L’architecte danois Johan Otto von Spreckelsen est inconnu en France lorsqu’il remporte le concours pour désigner le maître d’œuvre de ce projet signature de la présidence Mitterrand. Peu coutumier des us de la néomonarchie française, il pose sur elle un regard d’abord étonné, avant de se perdre dans cette entreprise titanesque, d’abord engluée dans la bureaucratie, puis subvertie par l’alternance du pouvoir. Von Spreckelsen est un artiste bafoué au destin brisé, et un étranger qui révèle les failles de la communauté qu’il intègre.
«Ça m’intéressait de souligner le fossé qu’il peut y avoir chez certains créateurs entre l’idée et le principe de réalité, poursuit le réalisateur. Lorsqu’on est architecte, il faut confronter sa vision au terrain, la rendre fiable, souvent en l’aménageant. Lui est prisonnier de son idée, de son cube. Il n’arrive pas à faire des obstacles un stimulant à sa créativité. Cette tension –jusqu’où faire des compromis?, à partir de quand cela devient-il des compromissions?– est passionnante. On a une figure d’artiste extrêmement intègre et sincère, mais qui est presque victime de ça. Il m’importait également de parachuter un étranger au cœur du microcosme parisien et français, pour mettre en perspective ce dont on n’a plus conscience, ce système de cour, la complexité de la bureaucratie, les jeux de pouvoir, tout ce qui fait partie de la réalité politicienne française. Soudain, ça nous saute aux yeux. Ça donne même un côté comique au film, cette inadéquation avec le monde dans lequel von Spreckelsen est projeté. Ça crée des frictions.»
«Ça m’intéressait de souligner le fossé qu’il peut y avoir chez certains créateurs entre l’idée et le principe de réalité.»
De fait, une certaine forme d’absurde se déploie, nourrie par le physique et le jeu des interprètes. «Ce qui m’animait, c’étaient les contrastes entre les comédiens. Essayer de forcer le trait, ou plutôt, de les accompagner dans ce que leur nature leur dictait de faire. J’aimais que Claes Bang soit aussi grand, ce que je ne savais pas avant de le rencontrer. C’est quelqu’un qui n’est pas à la même échelle que les autres, ça crée un décalage. Face à son côté un peu granitique aussi, j’aimais le fait que Xavier Dolan (NDLR: qui joue un conseiller du président, en charge du projet) soit tourbillonnant, qu’il délivre une logorrhée permanente, une énergie exubérante à mille lieues de celle de Claes Bang. Pour Mitterrand, on s’est demandé s’il fallait qu’on l’imite, qu’on le parodie, finalement on a opté pour l’évocation. Michel Fau convoque quelque chose de lui sans jamais chercher à lui ressembler. Son minimalisme apporte, là encore, un contraste qui génère du comique.»
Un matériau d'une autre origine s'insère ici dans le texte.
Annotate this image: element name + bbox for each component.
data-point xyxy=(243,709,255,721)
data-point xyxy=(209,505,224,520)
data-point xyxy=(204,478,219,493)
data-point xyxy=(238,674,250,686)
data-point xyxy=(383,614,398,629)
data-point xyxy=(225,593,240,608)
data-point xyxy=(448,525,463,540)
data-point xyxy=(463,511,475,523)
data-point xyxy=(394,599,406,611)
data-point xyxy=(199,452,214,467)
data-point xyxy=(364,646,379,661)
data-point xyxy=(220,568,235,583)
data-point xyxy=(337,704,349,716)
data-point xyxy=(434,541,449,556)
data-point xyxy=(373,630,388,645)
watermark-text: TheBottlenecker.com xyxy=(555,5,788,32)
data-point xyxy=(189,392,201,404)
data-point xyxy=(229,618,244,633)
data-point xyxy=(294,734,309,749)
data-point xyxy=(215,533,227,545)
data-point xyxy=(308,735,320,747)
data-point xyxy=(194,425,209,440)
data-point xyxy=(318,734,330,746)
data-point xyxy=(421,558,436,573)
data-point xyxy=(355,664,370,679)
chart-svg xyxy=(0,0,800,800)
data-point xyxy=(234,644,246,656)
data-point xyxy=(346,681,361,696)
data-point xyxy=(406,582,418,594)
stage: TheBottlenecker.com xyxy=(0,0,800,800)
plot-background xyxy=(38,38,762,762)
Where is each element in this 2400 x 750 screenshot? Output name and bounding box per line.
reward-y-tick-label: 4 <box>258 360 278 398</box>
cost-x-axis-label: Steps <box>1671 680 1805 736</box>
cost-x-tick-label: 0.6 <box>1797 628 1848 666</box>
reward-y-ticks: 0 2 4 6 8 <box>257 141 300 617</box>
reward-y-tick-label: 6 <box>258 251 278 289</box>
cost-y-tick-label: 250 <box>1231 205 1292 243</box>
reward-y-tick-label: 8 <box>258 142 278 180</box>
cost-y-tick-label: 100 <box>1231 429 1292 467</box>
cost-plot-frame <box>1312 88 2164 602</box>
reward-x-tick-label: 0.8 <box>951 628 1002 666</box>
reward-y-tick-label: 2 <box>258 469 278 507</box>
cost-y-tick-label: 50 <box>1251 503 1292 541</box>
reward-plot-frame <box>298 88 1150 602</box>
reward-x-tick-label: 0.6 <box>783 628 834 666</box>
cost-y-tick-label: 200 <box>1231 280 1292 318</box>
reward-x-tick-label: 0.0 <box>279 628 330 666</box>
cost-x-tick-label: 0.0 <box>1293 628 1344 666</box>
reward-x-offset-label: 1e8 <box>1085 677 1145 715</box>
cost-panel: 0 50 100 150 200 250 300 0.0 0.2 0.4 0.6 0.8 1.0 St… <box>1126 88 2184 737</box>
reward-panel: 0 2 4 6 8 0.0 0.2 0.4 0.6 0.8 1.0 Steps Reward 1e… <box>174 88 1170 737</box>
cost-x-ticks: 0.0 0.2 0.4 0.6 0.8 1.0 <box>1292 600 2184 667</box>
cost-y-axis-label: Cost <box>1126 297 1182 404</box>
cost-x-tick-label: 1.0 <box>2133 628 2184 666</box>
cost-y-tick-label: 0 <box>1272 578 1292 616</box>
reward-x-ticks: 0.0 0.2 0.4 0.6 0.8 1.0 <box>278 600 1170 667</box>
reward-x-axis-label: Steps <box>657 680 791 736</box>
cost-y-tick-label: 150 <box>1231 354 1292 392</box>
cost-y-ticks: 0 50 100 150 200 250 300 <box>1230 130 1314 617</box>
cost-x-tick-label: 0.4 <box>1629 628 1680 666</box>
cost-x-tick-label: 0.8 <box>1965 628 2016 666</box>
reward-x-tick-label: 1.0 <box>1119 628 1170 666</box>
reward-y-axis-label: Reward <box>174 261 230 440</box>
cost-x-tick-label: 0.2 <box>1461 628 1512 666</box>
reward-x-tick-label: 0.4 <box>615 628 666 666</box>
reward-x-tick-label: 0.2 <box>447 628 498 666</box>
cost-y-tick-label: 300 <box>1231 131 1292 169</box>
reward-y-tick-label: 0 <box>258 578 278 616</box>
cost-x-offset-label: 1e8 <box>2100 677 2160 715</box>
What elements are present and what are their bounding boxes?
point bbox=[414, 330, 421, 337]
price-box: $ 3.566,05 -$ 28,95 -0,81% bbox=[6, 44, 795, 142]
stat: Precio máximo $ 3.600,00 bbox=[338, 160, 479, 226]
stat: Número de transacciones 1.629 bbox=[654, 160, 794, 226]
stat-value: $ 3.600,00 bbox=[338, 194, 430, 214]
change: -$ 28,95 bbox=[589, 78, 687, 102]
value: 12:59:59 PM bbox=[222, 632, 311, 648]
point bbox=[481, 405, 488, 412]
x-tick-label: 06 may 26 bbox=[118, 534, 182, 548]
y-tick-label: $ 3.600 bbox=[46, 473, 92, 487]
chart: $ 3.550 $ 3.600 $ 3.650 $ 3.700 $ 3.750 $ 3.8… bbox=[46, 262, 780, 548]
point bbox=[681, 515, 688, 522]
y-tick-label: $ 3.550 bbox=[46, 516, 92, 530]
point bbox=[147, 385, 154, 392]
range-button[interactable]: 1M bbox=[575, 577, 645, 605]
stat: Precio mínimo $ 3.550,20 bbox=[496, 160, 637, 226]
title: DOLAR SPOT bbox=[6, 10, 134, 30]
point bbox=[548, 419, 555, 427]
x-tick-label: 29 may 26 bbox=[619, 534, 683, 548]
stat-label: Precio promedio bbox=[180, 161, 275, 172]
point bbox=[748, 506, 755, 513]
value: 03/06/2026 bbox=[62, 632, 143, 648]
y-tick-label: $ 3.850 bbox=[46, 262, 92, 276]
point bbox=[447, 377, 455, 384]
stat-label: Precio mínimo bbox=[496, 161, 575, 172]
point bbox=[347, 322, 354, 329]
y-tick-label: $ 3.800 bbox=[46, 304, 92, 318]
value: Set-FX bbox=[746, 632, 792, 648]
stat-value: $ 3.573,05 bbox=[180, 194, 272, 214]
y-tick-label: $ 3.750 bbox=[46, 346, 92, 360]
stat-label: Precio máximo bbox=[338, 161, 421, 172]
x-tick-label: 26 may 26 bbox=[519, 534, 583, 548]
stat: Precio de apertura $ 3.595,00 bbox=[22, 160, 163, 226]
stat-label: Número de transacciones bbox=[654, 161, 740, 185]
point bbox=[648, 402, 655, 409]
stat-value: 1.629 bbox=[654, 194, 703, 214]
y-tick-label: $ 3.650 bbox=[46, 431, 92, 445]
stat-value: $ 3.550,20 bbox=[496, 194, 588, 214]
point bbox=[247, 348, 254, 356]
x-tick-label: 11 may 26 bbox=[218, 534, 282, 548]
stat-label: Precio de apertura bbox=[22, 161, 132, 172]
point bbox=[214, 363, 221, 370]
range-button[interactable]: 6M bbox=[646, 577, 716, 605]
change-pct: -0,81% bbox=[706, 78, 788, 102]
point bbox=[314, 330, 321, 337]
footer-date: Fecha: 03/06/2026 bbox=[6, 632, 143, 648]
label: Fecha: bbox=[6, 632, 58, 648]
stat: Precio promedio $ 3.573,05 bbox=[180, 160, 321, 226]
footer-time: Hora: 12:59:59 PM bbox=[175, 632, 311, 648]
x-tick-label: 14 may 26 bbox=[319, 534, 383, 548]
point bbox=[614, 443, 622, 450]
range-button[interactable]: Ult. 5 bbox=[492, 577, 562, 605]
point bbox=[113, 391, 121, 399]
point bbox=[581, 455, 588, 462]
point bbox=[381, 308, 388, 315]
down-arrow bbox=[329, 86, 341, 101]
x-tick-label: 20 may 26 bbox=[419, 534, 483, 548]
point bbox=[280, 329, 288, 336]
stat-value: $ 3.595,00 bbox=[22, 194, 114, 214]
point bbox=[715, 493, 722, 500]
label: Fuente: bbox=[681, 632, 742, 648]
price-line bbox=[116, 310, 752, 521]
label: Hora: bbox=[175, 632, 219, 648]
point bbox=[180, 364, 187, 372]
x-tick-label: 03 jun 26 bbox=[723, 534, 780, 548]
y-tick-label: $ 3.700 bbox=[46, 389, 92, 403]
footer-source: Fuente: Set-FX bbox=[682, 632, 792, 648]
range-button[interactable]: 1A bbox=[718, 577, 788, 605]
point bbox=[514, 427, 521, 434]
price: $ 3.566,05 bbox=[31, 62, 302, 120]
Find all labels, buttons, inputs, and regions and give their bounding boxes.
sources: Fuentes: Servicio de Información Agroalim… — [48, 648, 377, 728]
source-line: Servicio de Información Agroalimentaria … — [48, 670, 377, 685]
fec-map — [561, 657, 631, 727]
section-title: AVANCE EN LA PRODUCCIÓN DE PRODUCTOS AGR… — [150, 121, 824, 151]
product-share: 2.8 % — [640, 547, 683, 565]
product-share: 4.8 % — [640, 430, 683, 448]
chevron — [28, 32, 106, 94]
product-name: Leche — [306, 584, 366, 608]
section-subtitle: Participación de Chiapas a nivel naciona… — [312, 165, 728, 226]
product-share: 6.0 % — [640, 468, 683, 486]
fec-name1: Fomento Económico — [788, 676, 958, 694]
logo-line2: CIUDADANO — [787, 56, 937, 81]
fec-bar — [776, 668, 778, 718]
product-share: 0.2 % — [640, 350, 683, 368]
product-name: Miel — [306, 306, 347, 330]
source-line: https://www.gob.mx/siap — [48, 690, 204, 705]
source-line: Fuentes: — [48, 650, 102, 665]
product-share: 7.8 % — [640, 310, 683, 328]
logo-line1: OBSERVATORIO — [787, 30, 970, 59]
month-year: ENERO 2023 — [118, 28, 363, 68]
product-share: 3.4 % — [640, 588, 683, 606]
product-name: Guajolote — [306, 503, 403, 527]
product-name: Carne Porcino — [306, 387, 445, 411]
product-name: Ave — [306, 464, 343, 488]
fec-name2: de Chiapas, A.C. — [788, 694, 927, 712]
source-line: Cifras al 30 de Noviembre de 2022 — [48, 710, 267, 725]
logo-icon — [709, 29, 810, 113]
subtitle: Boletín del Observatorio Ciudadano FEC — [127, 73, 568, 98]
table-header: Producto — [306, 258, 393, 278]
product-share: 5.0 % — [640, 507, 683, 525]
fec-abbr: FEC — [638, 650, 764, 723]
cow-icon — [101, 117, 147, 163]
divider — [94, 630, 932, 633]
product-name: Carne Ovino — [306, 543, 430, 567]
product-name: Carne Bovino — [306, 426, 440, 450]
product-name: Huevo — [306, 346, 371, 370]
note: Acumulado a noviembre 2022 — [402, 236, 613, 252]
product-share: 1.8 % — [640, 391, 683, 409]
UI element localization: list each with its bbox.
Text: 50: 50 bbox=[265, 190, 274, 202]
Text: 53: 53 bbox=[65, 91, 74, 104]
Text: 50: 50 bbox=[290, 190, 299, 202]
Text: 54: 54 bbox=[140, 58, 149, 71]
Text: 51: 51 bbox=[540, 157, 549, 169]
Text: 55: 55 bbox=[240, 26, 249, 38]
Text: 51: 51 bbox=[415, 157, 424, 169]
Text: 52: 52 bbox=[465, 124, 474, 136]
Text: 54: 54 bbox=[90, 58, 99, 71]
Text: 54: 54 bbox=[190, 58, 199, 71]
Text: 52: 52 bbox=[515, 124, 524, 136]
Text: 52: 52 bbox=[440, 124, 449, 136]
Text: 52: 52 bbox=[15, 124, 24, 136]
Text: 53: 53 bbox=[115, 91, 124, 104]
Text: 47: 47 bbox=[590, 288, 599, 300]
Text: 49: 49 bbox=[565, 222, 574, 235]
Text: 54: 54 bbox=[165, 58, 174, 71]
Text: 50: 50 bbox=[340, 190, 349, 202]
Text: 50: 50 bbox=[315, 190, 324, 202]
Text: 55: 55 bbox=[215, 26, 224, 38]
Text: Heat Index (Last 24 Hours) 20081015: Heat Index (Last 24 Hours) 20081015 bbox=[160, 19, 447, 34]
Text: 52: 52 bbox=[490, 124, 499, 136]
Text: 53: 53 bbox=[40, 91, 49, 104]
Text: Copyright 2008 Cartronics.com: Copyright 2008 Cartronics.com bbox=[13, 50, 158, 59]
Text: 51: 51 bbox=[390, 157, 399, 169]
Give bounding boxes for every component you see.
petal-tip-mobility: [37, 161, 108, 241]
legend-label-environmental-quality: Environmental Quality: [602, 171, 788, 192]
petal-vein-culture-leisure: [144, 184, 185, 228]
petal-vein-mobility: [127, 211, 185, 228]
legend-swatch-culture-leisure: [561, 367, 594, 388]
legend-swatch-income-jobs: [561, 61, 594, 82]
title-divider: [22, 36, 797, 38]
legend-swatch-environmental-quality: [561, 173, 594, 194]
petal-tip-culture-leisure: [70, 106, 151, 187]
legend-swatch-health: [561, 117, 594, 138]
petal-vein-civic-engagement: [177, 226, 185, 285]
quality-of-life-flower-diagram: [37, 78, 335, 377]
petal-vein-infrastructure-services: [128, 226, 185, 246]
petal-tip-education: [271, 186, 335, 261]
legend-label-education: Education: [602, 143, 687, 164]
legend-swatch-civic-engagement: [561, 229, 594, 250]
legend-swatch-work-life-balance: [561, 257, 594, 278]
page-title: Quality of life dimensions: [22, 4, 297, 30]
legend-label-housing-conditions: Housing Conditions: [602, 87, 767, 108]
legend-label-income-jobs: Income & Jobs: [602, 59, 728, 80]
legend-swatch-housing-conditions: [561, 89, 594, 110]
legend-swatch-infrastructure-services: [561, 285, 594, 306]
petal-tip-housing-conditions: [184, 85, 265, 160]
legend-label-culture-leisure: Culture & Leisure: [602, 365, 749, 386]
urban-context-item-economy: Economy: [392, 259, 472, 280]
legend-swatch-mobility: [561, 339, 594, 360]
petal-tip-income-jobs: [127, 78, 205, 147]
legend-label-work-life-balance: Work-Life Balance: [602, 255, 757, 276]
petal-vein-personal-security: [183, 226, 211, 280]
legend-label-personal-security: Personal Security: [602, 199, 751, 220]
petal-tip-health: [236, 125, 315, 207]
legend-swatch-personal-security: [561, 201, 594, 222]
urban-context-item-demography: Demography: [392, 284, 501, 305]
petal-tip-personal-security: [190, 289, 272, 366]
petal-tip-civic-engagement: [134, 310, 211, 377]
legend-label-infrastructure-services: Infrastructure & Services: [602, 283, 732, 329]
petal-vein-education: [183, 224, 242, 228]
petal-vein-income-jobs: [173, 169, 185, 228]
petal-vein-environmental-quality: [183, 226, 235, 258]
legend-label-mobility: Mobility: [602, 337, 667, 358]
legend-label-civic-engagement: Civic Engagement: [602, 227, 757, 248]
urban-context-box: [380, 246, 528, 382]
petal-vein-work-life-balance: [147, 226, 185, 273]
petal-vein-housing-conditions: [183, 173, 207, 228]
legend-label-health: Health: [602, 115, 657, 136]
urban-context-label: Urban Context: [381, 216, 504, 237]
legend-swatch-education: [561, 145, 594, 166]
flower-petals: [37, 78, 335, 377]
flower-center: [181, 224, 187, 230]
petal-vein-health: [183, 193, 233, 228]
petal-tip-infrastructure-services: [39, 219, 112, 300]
Si les différents intervenants du projet existent dans les archives qui nous sont parvenues, il restait un mystère: le rôle de Liv, la femme de l’architecte, incarnée par Sidse Babett Knudsen. «Au début des années 1980, seuls les hommes avaient des positions de pouvoir. Il se trouve que von Spreckelsen était toujours accompagné de sa femme. Quand je faisais des films sur l’architecture, je voyais souvent la collaboratrice, ou la femme de l’architecte, et je me disais alors qu’il semblait flagrant que si elle partait, il se perdrait. J’ai construit le couple comme ça. Si elle n’est pas là, il tombe. Ce n’est pas quelqu’un qui est à son service, mais qui lui donne le change, qui a autant de caractère que lui.»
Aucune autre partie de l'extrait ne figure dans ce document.